Phil passed the driver, gratefully drinking a Styrofoam cup of coffee handed to him by his relief.

‘Christ, Gary, you look like you’ve tekken’ this unit through Hell!’

‘Dunno. But we chuffin’ well came via Hell. Me boots are fucked.’

Concerned only with grabbing a room in the city centre, a hot shower, then burger and chips, Phil hurried through the electronic gates, shoving his ticket through sourly and emerging into the main concourse with its tiers of sparkly franchised cafes, eateries, mini-supermarkets and newsagents.

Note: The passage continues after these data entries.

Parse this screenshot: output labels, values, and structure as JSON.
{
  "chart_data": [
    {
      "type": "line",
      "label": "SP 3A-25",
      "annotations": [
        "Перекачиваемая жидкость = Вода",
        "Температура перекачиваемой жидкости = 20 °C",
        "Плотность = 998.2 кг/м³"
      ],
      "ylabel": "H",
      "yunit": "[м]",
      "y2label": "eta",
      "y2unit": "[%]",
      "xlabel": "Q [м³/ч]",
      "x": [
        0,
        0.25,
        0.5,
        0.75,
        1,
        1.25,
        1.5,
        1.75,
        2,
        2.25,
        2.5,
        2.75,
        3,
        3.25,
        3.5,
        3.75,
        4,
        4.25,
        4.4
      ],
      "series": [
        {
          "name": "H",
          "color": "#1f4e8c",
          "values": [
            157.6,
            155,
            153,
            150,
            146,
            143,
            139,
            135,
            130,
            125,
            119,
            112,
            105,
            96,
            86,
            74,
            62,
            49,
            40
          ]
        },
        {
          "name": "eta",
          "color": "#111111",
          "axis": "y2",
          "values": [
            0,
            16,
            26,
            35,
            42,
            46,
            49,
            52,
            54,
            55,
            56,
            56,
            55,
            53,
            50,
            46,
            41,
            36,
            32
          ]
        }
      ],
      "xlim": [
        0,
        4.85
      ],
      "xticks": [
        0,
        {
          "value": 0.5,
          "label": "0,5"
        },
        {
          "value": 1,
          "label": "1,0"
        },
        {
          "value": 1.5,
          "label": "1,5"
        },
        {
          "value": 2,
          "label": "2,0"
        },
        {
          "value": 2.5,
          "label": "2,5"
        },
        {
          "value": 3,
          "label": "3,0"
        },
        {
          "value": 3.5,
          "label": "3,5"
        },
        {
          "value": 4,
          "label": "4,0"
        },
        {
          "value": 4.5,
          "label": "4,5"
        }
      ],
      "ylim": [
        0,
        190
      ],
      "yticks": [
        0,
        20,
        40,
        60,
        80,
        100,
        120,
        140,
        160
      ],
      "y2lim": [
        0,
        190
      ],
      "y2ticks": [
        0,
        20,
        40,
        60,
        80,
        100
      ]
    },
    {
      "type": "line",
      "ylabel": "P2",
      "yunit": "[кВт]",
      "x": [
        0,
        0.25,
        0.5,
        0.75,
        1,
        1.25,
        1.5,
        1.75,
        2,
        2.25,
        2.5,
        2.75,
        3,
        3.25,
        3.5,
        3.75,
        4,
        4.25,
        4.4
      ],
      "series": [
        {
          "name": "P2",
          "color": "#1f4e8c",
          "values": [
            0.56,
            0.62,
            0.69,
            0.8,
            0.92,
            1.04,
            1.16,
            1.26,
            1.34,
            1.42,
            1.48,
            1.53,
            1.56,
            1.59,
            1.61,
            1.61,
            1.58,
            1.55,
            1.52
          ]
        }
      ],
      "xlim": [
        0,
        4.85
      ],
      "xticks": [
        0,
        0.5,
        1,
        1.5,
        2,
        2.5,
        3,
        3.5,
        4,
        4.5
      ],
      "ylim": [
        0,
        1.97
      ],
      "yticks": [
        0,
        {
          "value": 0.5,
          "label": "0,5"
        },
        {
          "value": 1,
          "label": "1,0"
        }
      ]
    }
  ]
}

He zig-zagged through the crowds out onto the ramp leading down to the cab rank and saw that his shoes were caked in mud, and one lace had come astray.

Cursing—not altogether quietly—he knelt down to fasten it, and felt the most intense surge of sadness—heart-cracking, illimitable, sense-stripping desolation—break over him.

Indistinct at first, half-dissolved into the bleached stones; terracotta, grand municipal brickwork—the florid tributes to merchant princes, coal and cotton kings and even the boxy, soulless, upthrusting multi-storey car parks, call centres and apartment blocks—he rose shakily and saw them: filthy, stunted; in corduroy britches, with knotted arms; picks, crowbars, shovels, shouldered or rested on—countless men and boys in row upon row: for this was another one of their million cuttings.

And all their eyes were open, as they turned their mud-streaked faces upwards to the pale winter sun.
Le greim docht Dia agus iad ina gcodladh—God held them while they were sleeping.